Do we want to say that individual motives and goals are "rationalizations"
of the effect of large-scale social forces? perhaps not. That these social
conditions dispose us to find ourselves involved in activities, or with
certain kinds of needs that can be met by certain activities (needs leading
to motives, etc.)? That's not really too helpful (pace Bourdieu).
I would say that we are taught, culturally, to think and speak of our lives
in terms of choice, will, intention, goals, motives, etc. Our law system, as
Eugene notes, epitomizes this ideology of accountable individual
responsibility, worked out to delicate degrees of nuance. (To me this is
further evidence of its cultural specificity.)
Certainly whatever we find ourselves doing, it can be fit, by us or by
others, into many larger patterns of action and activity, on many scales.
Whatever we do, or think we are doing, and whatever we say we are trying to
do (intentionality), we are always also doing many, many other things, in
whole and/or in part.
I agree with Phil that it's a mistake to look only at social-demographic or
economic "motivations" for engaging in an activity. And this is not just a
matter of scale downwards towards ANL's "action" level, where as Mike notes,
we expect many local goals to all cohere as part of the larger "activity".
We can have multiple motives that overdetermine our participation in an
activity. It may indeed in some sense be a different activity in terms of
its meaning for us with respect to each motive, even if it is the "same"
activity when described as a sequence of limited actions. This happens again
at the level of actions/goals; we can satisfy two or several goals with the
same action. And it may not be quite "the same" for us in terms of its
meaning, of its functions in other larger patterns of action. The same
action can belong at the same time to two activities.
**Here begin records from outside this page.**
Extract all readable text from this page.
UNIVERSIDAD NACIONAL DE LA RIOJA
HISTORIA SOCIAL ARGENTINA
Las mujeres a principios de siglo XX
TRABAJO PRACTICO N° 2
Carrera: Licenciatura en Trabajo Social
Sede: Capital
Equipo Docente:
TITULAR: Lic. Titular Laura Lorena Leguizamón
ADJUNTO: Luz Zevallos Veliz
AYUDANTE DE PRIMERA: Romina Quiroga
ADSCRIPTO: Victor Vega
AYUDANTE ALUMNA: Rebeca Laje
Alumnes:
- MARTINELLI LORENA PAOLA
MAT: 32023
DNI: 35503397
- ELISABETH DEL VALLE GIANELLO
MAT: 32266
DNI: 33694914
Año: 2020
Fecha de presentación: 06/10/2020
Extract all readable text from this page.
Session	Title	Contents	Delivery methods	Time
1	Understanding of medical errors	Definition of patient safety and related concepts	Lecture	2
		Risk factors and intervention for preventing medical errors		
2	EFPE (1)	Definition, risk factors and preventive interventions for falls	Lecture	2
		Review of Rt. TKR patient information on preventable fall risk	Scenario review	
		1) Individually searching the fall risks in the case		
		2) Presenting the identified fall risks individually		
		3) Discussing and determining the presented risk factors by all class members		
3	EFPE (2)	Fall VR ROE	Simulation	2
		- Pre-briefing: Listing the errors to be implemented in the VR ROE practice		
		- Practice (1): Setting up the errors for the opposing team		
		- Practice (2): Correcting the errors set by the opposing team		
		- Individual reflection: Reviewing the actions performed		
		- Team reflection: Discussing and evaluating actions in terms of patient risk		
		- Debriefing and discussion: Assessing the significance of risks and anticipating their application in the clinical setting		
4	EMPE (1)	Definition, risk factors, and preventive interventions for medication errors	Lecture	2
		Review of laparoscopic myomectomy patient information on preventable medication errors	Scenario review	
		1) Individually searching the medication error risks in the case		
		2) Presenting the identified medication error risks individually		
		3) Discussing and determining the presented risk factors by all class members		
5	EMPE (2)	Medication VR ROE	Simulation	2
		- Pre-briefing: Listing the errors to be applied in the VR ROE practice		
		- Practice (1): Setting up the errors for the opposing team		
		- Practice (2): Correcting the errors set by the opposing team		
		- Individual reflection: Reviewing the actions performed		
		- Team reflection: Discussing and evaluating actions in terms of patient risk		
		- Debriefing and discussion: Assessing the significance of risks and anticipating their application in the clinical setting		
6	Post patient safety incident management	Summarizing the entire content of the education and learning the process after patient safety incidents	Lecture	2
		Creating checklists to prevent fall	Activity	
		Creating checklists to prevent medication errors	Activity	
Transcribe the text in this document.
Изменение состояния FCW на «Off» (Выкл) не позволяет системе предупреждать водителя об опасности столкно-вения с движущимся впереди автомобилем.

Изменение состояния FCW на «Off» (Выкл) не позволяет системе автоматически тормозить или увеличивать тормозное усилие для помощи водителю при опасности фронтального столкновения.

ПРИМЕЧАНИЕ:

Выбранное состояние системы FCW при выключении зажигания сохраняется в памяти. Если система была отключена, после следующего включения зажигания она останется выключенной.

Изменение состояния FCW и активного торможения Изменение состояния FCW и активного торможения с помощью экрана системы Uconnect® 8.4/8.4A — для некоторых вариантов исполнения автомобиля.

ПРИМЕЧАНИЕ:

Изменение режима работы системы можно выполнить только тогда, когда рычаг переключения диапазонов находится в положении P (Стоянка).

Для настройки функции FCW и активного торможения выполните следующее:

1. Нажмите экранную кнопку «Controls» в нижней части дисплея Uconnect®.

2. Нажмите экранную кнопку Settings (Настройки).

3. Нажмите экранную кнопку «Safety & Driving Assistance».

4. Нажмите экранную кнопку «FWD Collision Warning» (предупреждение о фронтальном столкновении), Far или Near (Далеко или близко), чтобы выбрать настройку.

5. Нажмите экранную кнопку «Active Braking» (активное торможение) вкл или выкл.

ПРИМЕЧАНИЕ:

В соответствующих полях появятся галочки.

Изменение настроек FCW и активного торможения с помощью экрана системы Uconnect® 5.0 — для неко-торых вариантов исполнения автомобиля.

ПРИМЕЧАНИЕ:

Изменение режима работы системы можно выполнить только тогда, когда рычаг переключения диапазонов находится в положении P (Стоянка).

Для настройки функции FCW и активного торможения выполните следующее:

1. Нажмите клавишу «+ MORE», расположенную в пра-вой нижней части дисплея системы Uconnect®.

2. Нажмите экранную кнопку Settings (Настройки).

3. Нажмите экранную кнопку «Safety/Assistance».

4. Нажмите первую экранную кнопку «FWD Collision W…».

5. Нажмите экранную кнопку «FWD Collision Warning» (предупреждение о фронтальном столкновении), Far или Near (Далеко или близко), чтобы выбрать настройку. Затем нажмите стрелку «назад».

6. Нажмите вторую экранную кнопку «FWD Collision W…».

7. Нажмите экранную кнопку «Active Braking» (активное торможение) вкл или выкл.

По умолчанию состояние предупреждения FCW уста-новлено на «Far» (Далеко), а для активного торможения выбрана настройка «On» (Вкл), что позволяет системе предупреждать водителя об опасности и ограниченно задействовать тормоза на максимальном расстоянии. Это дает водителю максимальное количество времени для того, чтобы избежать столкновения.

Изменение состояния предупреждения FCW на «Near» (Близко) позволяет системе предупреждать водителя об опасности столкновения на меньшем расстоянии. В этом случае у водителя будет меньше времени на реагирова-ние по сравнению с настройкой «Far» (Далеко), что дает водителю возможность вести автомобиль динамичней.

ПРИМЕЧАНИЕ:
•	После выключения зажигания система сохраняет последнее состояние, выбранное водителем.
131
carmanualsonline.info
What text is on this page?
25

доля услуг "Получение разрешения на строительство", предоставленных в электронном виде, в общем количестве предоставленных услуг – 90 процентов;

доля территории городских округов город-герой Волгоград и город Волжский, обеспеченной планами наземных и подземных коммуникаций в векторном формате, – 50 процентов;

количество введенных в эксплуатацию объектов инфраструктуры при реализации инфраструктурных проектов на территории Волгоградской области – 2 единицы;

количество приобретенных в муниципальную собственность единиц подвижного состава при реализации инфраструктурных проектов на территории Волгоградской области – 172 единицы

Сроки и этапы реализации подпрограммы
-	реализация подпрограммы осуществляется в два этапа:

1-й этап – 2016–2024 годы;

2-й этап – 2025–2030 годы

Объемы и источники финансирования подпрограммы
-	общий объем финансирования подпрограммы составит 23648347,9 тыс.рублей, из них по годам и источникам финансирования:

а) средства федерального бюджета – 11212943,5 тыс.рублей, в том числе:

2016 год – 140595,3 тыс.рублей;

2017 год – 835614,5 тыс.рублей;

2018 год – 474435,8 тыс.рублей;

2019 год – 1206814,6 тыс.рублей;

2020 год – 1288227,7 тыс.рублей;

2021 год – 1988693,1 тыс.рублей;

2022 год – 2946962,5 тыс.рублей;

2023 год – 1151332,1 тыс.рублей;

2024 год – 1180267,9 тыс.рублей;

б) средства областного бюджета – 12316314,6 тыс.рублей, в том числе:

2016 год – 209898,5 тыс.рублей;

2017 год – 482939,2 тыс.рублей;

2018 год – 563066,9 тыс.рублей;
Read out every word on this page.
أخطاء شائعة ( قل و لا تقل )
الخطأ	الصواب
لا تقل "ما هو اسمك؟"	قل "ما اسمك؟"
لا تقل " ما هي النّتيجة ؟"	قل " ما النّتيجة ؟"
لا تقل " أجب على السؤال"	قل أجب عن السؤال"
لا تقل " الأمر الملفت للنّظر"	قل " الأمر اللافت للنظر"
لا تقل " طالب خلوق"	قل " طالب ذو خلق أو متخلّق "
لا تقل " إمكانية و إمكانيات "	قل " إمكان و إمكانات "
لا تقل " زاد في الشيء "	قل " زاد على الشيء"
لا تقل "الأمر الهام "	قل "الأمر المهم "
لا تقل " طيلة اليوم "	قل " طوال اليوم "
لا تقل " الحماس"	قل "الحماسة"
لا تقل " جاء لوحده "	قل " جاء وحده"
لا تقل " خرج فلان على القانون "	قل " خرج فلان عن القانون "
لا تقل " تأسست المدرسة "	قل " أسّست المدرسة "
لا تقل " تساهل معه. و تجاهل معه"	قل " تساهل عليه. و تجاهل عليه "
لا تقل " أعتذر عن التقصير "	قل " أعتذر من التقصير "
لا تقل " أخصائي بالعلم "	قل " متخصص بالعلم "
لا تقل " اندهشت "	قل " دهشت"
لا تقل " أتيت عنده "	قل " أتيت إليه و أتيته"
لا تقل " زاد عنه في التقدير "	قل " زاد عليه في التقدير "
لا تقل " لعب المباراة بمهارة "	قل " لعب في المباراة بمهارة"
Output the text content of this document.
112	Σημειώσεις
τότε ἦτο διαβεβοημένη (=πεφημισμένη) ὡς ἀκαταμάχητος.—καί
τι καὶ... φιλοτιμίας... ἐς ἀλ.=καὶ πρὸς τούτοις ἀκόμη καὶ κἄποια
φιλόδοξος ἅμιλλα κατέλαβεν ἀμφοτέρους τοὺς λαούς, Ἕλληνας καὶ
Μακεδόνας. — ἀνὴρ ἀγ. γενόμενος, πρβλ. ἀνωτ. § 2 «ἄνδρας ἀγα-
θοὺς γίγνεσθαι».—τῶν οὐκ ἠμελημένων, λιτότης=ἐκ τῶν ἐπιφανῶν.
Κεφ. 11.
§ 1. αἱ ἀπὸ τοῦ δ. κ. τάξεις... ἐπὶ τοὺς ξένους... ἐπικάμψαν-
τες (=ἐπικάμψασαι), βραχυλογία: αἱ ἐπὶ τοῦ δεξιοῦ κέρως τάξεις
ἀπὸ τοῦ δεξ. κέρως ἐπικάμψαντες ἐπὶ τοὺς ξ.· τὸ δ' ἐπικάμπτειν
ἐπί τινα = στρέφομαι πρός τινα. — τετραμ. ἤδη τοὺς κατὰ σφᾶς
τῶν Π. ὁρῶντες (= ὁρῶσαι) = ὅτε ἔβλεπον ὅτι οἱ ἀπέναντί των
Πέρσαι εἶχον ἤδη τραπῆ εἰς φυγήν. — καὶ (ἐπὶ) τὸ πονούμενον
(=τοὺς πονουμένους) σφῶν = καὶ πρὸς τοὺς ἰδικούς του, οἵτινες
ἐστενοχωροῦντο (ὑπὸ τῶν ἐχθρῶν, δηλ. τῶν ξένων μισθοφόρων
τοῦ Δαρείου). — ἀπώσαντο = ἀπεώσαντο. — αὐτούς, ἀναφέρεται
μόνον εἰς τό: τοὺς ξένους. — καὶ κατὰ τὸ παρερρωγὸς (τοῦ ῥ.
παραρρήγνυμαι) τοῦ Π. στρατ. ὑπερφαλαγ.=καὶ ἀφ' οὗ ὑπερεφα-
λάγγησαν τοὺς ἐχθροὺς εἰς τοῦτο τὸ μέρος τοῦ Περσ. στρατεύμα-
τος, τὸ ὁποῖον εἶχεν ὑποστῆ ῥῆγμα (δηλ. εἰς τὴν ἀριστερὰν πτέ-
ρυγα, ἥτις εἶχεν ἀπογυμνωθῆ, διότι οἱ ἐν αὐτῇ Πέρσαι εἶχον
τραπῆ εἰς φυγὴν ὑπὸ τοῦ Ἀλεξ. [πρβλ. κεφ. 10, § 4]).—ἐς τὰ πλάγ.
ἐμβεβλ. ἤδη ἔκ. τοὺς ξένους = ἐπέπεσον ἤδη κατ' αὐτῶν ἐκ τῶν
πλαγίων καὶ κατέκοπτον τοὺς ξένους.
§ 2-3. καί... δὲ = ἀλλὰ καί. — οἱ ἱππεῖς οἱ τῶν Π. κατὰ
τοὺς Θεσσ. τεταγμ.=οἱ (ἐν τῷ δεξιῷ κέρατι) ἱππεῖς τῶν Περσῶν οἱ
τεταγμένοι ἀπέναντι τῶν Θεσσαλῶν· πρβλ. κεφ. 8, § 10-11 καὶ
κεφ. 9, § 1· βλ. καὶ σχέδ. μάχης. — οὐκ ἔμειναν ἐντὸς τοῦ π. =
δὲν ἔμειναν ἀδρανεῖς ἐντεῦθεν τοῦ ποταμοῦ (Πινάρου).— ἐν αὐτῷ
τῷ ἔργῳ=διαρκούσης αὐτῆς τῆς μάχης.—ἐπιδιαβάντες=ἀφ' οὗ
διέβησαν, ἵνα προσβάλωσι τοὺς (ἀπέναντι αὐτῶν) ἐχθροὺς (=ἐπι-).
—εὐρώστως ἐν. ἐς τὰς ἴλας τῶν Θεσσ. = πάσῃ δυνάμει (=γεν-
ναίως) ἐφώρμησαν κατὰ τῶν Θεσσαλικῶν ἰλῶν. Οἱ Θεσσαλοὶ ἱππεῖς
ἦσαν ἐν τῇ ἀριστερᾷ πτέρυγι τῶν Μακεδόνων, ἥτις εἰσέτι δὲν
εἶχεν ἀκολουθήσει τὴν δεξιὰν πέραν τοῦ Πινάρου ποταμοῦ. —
What matters, I think, is to see as much of what is going on as we can. To
cross-analyze actions against goals, actions against activities, goals
against motives, motives against activities, across these scales (with or
without scientific credence in our own and others' habits of intentionalist
sense-making) and also across still smaller (operations) and still larger
(demographic, sociological) scales of analysis and interpretation.
The ideology of instrumental rationality, that we choose our goals and act
to further them, pushes us toward a too linear view of one-to-one
relationships (as with cause-effect models in the quantitative social
sciences), when the real complexity of lived experience is many-to-many,
many times over. And in that many-to-many world, what closed loops may
confound our linear causal intuitions? What heterarchical connections across
non-adjacent levels may produce surprises?
PS. I also think Eugene raises a separate and interesting question about
whether we can have a motive without a goal, which seems to mean in his
examples that we have chosen an activity, but taken no action to further it.
Are we still engaged in an activity (ala Leontiev), when we pause and for a
time take no action? Can we have begun an activity by the act of deciding to
someday take an action in furtherance of it, but not as yet having done so?
Perhaps this extreme case puts the cart before the horse. Leontiev, I think,
would argue that you don't have an activity without an integrating motive,
you just have assorted actions. But to have a motive without an activity,
without even the actions that move that activity ... that seems just a bit
... mentalistic? non-materialist? On the other hand, one day, a man could
look back at the history of his efforts to stop smoking and try to say when
it all began ... perhaps with that initial resolve to do it someday. And
perhaps not. Perhaps we cannot know whether a wish was a resolve until
later. Perhaps a motive is not something we just have a some moment, it is
only something that can be said to have existed across some extended period
of time, a period during which there was, at least off and on, a material
base of actions which it organized into an activity.